The poll, released Tuesday, shows 39-percent approval for Gov. Mike Pence’s proposed 10-percent tax cut. About 47 percent of Republicans and 28 percent of Democrats polled favor the Republican governor’s plan. Another 33 percent of those surveyed support the Senate's proposal for a 3-percent tax cut.

Meanwhile, 56 percent of those polled said they favor decriminalization of marijuana, while 38 percent oppose it. State lawmakers actually are on track to strengthen some pot-possession laws.

Howey’s poll of 600 registered voters was conducted April 18 through April 21 by Bellwether Research pollster Christine Matthews. It has a plus or minus error rate of 4 percent. Sixty-nine percent of respondents were contacted by land telephone lines and 31 percent on mobile phones.

White voters made up 87 percent of those polled, while 8 percent were African-American and 1 percent were Latino.

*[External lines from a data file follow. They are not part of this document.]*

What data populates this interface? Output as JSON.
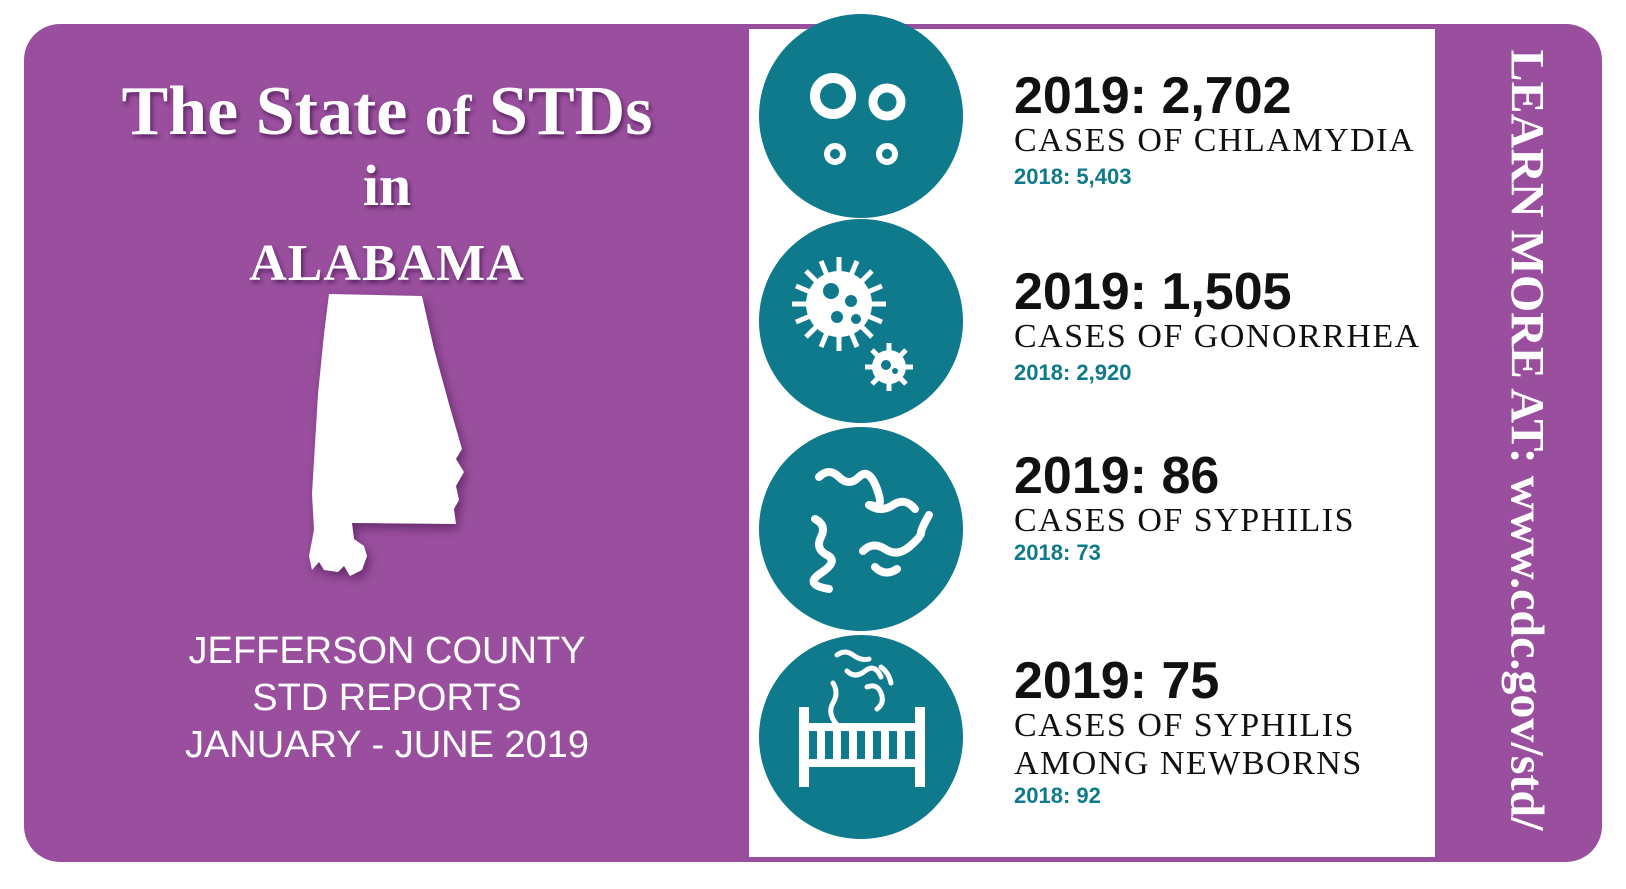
{
  "header": {
    "title_the": "The",
    "title_state": "State",
    "title_of": "of",
    "title_stds": "STDs",
    "title_in": "in",
    "state_name": "ALABAMA"
  },
  "county": {
    "line1": "JEFFERSON COUNTY",
    "line2": "STD REPORTS",
    "line3": "JANUARY - JUNE 2019"
  },
  "stats": [
    {
      "icon": "chlamydia-icon",
      "headline": "2019: 2,702",
      "cases": [
        "CASES OF CHLAMYDIA"
      ],
      "prev": "2018: 5,403"
    },
    {
      "icon": "gonorrhea-icon",
      "headline": "2019: 1,505",
      "cases": [
        "CASES OF GONORRHEA"
      ],
      "prev": "2018: 2,920"
    },
    {
      "icon": "syphilis-icon",
      "headline": "2019: 86",
      "cases": [
        "CASES OF SYPHILIS"
      ],
      "prev": "2018: 73"
    },
    {
      "icon": "crib-syphilis-icon",
      "headline": "2019: 75",
      "cases": [
        "CASES OF SYPHILIS",
        "AMONG NEWBORNS"
      ],
      "prev": "2018: 92"
    }
  ],
  "learn_more": "LEARN MORE AT: www.cdc.gov/std/",
  "colors": {
    "purple": "#9a4f9e",
    "teal": "#0e7a8c",
    "white": "#ffffff"
  }
}
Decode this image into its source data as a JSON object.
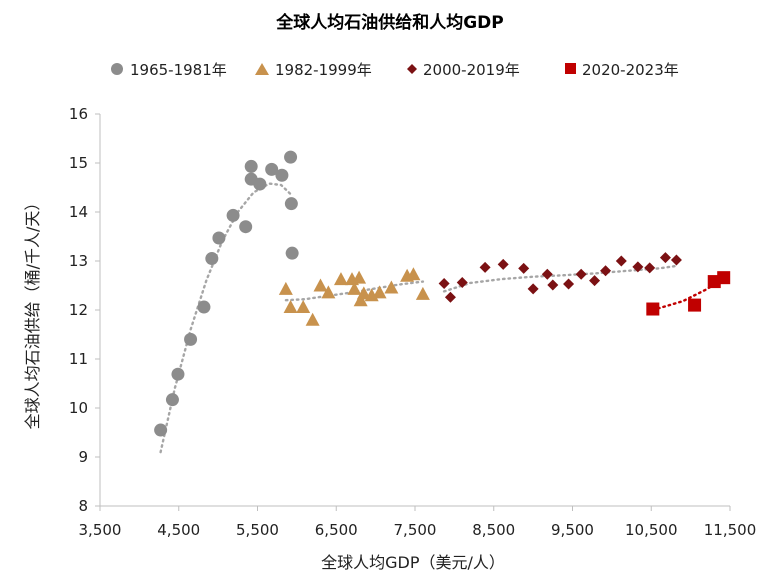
{
  "chart_data": {
    "type": "scatter",
    "title": "全球人均石油供给和人均GDP",
    "xlabel": "全球人均GDP（美元/人）",
    "ylabel": "全球人均石油供给（桶/千人/天）",
    "xlim": [
      3500,
      11500
    ],
    "ylim": [
      8,
      16
    ],
    "xticks": [
      3500,
      4500,
      5500,
      6500,
      7500,
      8500,
      9500,
      10500,
      11500
    ],
    "xtick_labels": [
      "3,500",
      "4,500",
      "5,500",
      "6,500",
      "7,500",
      "8,500",
      "9,500",
      "10,500",
      "11,500"
    ],
    "yticks": [
      8,
      9,
      10,
      11,
      12,
      13,
      14,
      15,
      16
    ],
    "ytick_labels": [
      "8",
      "9",
      "10",
      "11",
      "12",
      "13",
      "14",
      "15",
      "16"
    ],
    "legend_position": "top",
    "series": [
      {
        "name": "1965-1981年",
        "marker": "circle",
        "color": "#8c8c8c",
        "points": [
          [
            4270,
            9.55
          ],
          [
            4420,
            10.17
          ],
          [
            4490,
            10.69
          ],
          [
            4650,
            11.4
          ],
          [
            4820,
            12.06
          ],
          [
            4920,
            13.05
          ],
          [
            5010,
            13.47
          ],
          [
            5190,
            13.93
          ],
          [
            5350,
            13.7
          ],
          [
            5420,
            14.67
          ],
          [
            5420,
            14.93
          ],
          [
            5530,
            14.57
          ],
          [
            5680,
            14.87
          ],
          [
            5810,
            14.75
          ],
          [
            5920,
            15.12
          ],
          [
            5930,
            14.17
          ],
          [
            5940,
            13.16
          ]
        ],
        "trend": [
          [
            4270,
            9.1
          ],
          [
            4450,
            10.4
          ],
          [
            4650,
            11.6
          ],
          [
            4850,
            12.6
          ],
          [
            5050,
            13.4
          ],
          [
            5250,
            14.0
          ],
          [
            5450,
            14.4
          ],
          [
            5650,
            14.58
          ],
          [
            5800,
            14.55
          ],
          [
            5930,
            14.35
          ]
        ]
      },
      {
        "name": "1982-1999年",
        "marker": "triangle",
        "color": "#c8924d",
        "points": [
          [
            5860,
            12.43
          ],
          [
            5920,
            12.06
          ],
          [
            6080,
            12.06
          ],
          [
            6200,
            11.8
          ],
          [
            6300,
            12.5
          ],
          [
            6400,
            12.36
          ],
          [
            6560,
            12.63
          ],
          [
            6700,
            12.63
          ],
          [
            6730,
            12.43
          ],
          [
            6790,
            12.66
          ],
          [
            6810,
            12.2
          ],
          [
            6850,
            12.34
          ],
          [
            6950,
            12.3
          ],
          [
            7050,
            12.36
          ],
          [
            7200,
            12.46
          ],
          [
            7400,
            12.7
          ],
          [
            7480,
            12.73
          ],
          [
            7600,
            12.33
          ]
        ],
        "trend": [
          [
            5860,
            12.2
          ],
          [
            6100,
            12.22
          ],
          [
            6400,
            12.29
          ],
          [
            6700,
            12.36
          ],
          [
            7000,
            12.44
          ],
          [
            7300,
            12.52
          ],
          [
            7600,
            12.58
          ]
        ]
      },
      {
        "name": "2000-2019年",
        "marker": "diamond",
        "color": "#7b1113",
        "points": [
          [
            7870,
            12.54
          ],
          [
            7950,
            12.26
          ],
          [
            8100,
            12.56
          ],
          [
            8390,
            12.87
          ],
          [
            8620,
            12.93
          ],
          [
            8880,
            12.85
          ],
          [
            9000,
            12.43
          ],
          [
            9180,
            12.73
          ],
          [
            9250,
            12.51
          ],
          [
            9450,
            12.53
          ],
          [
            9610,
            12.73
          ],
          [
            9780,
            12.6
          ],
          [
            9920,
            12.8
          ],
          [
            10120,
            13.0
          ],
          [
            10330,
            12.88
          ],
          [
            10480,
            12.86
          ],
          [
            10680,
            13.07
          ],
          [
            10820,
            13.02
          ]
        ],
        "trend": [
          [
            7870,
            12.38
          ],
          [
            8200,
            12.55
          ],
          [
            8600,
            12.63
          ],
          [
            9000,
            12.68
          ],
          [
            9400,
            12.71
          ],
          [
            9800,
            12.75
          ],
          [
            10200,
            12.8
          ],
          [
            10600,
            12.85
          ],
          [
            10820,
            12.9
          ]
        ]
      },
      {
        "name": "2020-2023年",
        "marker": "square",
        "color": "#c00000",
        "points": [
          [
            10520,
            12.02
          ],
          [
            11050,
            12.1
          ],
          [
            11300,
            12.58
          ],
          [
            11420,
            12.66
          ]
        ],
        "trend": [
          [
            10520,
            12.0
          ],
          [
            10900,
            12.18
          ],
          [
            11200,
            12.42
          ],
          [
            11420,
            12.64
          ]
        ]
      }
    ]
  }
}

On party affiliation, 33 percent identified as Republican, 24 percent as Democrat and 21 percent as independent.

Other findings:

— Hoosier voters gave Pence a 52-percent favorable rating. Twenty percent had an unfavorable impression and 23 percent had no hard opinion.

— 62 percent say Indiana should allow racetrack casinos to convert electronic games into those using human dealers. Only 19 percent opposed the proposal. Almost 55 percent of Republicans backed the measure, which faces a bleak future in the Legislature.

— 23 percent favor extending Medicaid as called for under the Affordable Care Act, while 48 percent back Pence’s position of extending coverage through the current Healthy Indiana Plan.

— 54 percent favor Indiana’s current course of using Common Core standards in schools, while 26 were opposed and 20 percent said they did not know.

— 50 percent favor a proposed constitutional amendment stating marriage is only between a man and a woman, while 46 percent were opposed. A poll by Howey last October showed 48 percent in favor and 45 percent opposed.

— 83 percent said they support the expanded gun background-check legislation that was recently defeated in the U.S. Senate.